Overreaching and Olympic Lifting

August 11, 2016

It’s very difficult for high-level Olympic lifters to continue to make gains as a result of training. In a classic study, Hakkinen et al had determined that an elite strength and power athlete is fortunate to increase their strength by 1-2% a year. As a result, there are always new ways being sought out to help with this.


One idea is short-term overreaching. The idea behind this is to overtrain athletes for a very short period of time, usually a week or two. The thought is that this short-term increase in volume and intensity would be the stimulus for gains in strength.


Storey et al, in a 2016 issue of the Scandinavian Journal of Medicine and Science in Sports, conducted a study looking at the impact of overreaching training on international-caliber Olympic lifters. The seven athletes in their study (male and female) had international experience up to and including the Olympic Games and were at 68% of the world record in the snatch and almost 73% in the clean and jerk.



The authors had the subjects in this study perform a four week training intervention. Their training was typical of Olympic lifters in that it centered around the competitive exercises, power variations, and assistance exercises like pulls and squats. Weeks two and three were the intense weeks, week four was a back-off week. See the table below for an overview, it shows the percentage increases after the first week.
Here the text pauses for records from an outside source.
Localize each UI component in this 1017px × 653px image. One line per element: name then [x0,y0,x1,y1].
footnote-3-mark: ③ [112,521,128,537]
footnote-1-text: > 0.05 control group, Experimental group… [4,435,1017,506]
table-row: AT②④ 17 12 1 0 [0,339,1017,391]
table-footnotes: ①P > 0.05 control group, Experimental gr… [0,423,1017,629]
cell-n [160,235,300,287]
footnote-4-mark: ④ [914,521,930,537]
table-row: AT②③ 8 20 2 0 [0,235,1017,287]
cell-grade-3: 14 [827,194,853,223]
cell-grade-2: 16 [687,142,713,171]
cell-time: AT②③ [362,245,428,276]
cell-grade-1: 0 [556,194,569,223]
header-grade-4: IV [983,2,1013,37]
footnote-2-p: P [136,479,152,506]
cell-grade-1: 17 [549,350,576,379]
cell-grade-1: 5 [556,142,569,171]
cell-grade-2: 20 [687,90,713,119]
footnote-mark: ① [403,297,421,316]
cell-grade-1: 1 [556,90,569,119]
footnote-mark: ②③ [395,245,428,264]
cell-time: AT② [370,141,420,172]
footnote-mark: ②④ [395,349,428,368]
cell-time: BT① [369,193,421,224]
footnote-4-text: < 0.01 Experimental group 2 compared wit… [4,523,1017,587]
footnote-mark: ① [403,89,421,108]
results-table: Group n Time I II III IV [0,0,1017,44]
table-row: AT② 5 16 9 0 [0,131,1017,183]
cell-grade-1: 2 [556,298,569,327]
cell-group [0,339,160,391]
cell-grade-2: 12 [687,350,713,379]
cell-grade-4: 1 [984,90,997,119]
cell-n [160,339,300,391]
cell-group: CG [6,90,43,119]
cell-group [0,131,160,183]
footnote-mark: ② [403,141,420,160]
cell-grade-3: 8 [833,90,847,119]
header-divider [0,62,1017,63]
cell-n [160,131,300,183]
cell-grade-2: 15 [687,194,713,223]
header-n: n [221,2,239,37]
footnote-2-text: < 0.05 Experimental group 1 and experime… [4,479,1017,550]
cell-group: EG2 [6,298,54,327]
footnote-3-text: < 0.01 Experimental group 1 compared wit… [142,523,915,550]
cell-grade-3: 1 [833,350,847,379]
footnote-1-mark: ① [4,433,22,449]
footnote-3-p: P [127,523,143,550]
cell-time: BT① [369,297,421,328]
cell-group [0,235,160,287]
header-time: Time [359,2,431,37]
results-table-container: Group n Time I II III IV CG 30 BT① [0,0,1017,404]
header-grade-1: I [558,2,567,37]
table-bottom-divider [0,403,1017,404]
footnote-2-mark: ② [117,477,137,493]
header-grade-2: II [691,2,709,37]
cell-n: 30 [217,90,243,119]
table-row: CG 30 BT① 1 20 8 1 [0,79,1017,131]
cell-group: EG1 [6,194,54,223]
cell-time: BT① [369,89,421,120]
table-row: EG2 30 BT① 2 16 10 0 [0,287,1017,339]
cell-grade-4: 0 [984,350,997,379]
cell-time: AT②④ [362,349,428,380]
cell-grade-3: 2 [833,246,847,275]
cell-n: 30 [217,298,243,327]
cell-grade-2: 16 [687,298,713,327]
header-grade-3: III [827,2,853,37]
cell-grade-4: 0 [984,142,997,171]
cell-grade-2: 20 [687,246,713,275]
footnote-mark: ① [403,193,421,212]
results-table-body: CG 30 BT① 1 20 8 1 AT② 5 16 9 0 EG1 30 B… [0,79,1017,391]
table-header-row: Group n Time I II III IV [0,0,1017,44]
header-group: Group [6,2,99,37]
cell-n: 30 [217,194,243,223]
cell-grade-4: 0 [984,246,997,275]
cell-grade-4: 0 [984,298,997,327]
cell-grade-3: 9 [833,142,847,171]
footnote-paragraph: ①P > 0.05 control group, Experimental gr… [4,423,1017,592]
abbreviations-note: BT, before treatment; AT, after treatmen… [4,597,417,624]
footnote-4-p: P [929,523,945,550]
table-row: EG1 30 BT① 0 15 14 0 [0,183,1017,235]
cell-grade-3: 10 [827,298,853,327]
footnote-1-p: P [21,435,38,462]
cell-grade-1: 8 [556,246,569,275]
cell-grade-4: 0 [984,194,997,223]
For example, in week two the subjects had 67% more training sessions per week than week one, trained at an intensity that was 10% greater than in week one, and performed 73% more repetitions than in week one.


Week 1 Week 2 Week 3 Week 4
Sessions (#/wk) 6 67% 67% 50%
Intensity (% 1-RM) 85 10% 12% 3%
Volume (repetitions) 239 73% 73% 41%



  • Vertical jump increased by 5-7% after weeks 2 and 3. It went back to pre-testing levels after week 4.
  • Snatch 1-RM declined during weeks 2 and 3. It went back to pre-testing levels after week 4.
  • Clean and jerk 1-RM changes are not given, the authors report that the changes weren’t statistically significant.


This study also has a great deal of data on immunological, cellular, and even genetic changes as a result of the four weeks of training. This information will be valuable to the sport scientists that work with Olympic lifters.


A few thoughts here. First, the intense training had a negative impact on performance. This underscores the importance of a taper period prior to important competitions. Second, two weeks of intense training and a week of reduced training did not improve performances in these athletes. This suggests that some combination of a shorter intense period and/or longer reduced period is needed.  Having said that, it should be pointed out that elite athletes may not improve as a result of any four-week training program. Finally, the fact that performance had reached pre-study levels shows the value of the back off weeks after intense training. Again, this underscores the need for a taper prior to the major competitions.


To me there’s not a smoking gun here. The training was incredibly difficult, which can be seen by the decreases in performance during it. Backing off for a week was enough to restore the athletes’ performance to normal levels. It’s unclear if the training would be effective at increasing strength levels. What I do like about this study, though, is that it was using actual elite Olympic lifters with the kind of training programs that they’d actually perform.


Storey, A.G., Birch, N.P., Fan, V., and Smith, H.K. (2016). Stress responses to short-term intensified and reduced training in competitive weightlifters. Scandinavian Journal of Medicine and Science in Sports, 26, 29-40.